El caso es que ahí acabó el Lennon más autodestructivo y vulgar, pero a la vez el más divertido ante los medios, el capaz de ir a una entrevista de promoción a una radio de Nueva York y quedarse una hora entera pinchando discos y leyendo publicidad de comercios locales. El más relajado, sobre todo cuando Los Ángeles quedó atrás. Una vez acabó por fin la grabación de su Rock ’n’ Roll (hubo que volver a hacer el disco entero, lo que había hecho Spector no servía de nada), se metió en el Dakota a cuidar a su hijo Sean y cocinar pan y no se volvió a saber de él en cinco años.

Cuando Mick Jagger se enteró de que John y Yoko volvían a estar juntos, se limitó a decir: «Bueno, supongo que he perdido a un amigo». Keith Moon murió de una sobredosis en 1978. En 1979, Ringo fue operado a vida o muerte en un hospital de Montecarlo. Sorprendentemente, Harry Nilsson aguantó lo justo para ver cómo Mariah Carey devolvía «Without You» al número uno de las listas de medio mundo. Ese mismo invierno, murió de un infarto a los cincuenta y dos años. Phil Spector, a sus setenta y nueve, cumple condena desde 2009 por el asesinato de la actriz Lana Clarkson, que apareció muerta en 2003 con un balazo en la boca.

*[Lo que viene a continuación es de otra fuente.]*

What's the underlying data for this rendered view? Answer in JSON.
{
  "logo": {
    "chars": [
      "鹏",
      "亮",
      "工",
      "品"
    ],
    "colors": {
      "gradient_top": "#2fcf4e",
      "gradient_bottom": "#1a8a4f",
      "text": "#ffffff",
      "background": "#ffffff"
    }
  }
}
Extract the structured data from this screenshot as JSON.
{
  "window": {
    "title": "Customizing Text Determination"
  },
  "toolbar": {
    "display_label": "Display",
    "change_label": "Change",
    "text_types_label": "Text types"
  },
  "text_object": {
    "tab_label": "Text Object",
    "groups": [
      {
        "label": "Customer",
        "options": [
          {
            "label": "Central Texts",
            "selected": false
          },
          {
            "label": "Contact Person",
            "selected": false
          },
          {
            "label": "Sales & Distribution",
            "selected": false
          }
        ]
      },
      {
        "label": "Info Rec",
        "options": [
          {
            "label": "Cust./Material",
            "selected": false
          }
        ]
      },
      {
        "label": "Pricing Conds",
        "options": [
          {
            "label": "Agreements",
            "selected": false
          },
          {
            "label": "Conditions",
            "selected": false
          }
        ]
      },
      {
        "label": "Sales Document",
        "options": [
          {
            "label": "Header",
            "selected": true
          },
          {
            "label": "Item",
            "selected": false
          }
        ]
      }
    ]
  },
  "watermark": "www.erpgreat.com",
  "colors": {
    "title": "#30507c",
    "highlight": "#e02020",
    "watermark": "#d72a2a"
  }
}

En cuanto al propio Lennon, ya saben, volvió a la música con Double Fantasy en 1980. Era su primer disco en cinco años y se aseguró de convencer a todo el mundo de que no sería el último. Sean estaba ya criado, Yoko era una empresaria de éxito y todo parecía encajar para su vuelta al estrellato musical. Lo impidió Mark David Chapman un 8 de diciembre disparándole cinco veces por la espalda. Cuando la policía le preguntó por qué lo había hecho, Chapman respondió que se lo había ordenado Holden Caulfield.